PAUTAS CLAVE PARA QUE TU HIJO TENGA UNA VIDA SANA Y ACTIVA

Los niños poseen una gran energía y vitalidad. Pero los adultos debemos asegurarnos de que su día a día se desarrolla en un entorno saludable, algo que no se da por sí sólo y de lo que debemos estar pendientes y fomentar mediante una buena educación.

 

Para que un niño tenga una vida sana y activa debemos atender a diferentes aspectos de su rutina diaria en la que los adultos debemos intervenir directamente.

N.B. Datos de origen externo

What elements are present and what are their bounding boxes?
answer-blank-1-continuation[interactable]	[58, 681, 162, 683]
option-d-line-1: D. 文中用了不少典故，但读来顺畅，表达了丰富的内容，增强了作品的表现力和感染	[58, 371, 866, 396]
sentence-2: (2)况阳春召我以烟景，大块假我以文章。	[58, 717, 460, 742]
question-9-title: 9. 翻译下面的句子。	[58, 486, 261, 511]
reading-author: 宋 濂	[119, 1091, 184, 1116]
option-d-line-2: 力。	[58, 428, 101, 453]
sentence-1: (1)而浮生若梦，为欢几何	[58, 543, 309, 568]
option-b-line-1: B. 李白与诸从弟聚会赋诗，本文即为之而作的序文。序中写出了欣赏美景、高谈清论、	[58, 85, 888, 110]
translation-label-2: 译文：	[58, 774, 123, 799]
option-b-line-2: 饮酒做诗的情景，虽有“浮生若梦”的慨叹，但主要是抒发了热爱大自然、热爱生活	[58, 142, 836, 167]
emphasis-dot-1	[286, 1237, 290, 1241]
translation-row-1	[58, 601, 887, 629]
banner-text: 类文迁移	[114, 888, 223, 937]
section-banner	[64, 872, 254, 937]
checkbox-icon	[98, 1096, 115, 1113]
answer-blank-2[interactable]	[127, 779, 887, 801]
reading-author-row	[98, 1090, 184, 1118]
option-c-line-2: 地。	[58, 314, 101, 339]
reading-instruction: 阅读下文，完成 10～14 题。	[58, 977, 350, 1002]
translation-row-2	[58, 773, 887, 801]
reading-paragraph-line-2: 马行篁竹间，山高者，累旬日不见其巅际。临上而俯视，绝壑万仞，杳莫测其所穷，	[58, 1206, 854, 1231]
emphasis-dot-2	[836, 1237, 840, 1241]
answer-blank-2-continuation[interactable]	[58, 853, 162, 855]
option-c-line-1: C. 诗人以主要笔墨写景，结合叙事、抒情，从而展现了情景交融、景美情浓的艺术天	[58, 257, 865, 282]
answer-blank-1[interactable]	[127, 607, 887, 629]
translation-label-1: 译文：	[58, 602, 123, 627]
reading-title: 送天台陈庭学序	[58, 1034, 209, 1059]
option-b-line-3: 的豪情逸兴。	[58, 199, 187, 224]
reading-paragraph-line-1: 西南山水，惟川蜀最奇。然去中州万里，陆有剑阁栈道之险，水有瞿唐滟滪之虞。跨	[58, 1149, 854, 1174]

Son tres las pautas claves a las que debemos atender para que nuestros hijos tengan una vida sana y activa:

 

  • Una buena alimentación: para que un niño tenga una vida saludable y la siga desarrollando cuando crezca, es necesario que cuente con una alimentación sana y equilibrada. Los niños deben comer fruta y verdura cada día. Las grasas saturadas y los azúcares deben eliminarse todo lo posible de su dieta diaria. Acostumbrar a un niño a comer bien y a seguir una dieta equilibrada le ayudará a sentirse activo y repleto de energía, además de que evitará problemas de sobrepeso.
  • El juego y la actividad física: para que los niños se desarrollen de una forma sana, necesitan incluir el juego en su rutina diaria. Jugar es una actividad que les permite desarrollar sus habilidades sociales y psicomotrices, así como su creatividad. Además, el juego les permitirá realizar ejercicio físico y mantenerles activos. Los niños poseen una gran energía que necesitan canalizar. El juego y el ejercicio físico (en el parque, saltando, corriendo, nadando, practicando algún deporte, etc) son la manera perfecta de que los niños liberen toda su energía. Otro tipo de juegos más tranquilos, como dibujar, leer cuentos… también son muy beneficiosos. Pero no toda actividad ociosa que realice el niño debe ser sedentaria. Evitar el sedentarismo es imprescindible para que un niño tenga una vida sana. Para ello lo más recomendable es combinar el tipo de juegos más tranquilos y sedentarios con actividades físicas al aire libre que les permitan moverse.
  • El descanso: para que un niño se encuentre saludable y activo durante el día es imprescindible que descanse y que duerma las horas necesarias. Además, su sueño debe ser de calidad. El niño necesitará realmente sentirse descansado para afrontar el día por la mañana, repleto de energía. Los niños deben estar libres de estrés, preocupación o malestar físico o psíquico para poder conciliar el sueño y descansar. De lo contrario se sentirán cansados, decaídos y distraídos durante el día.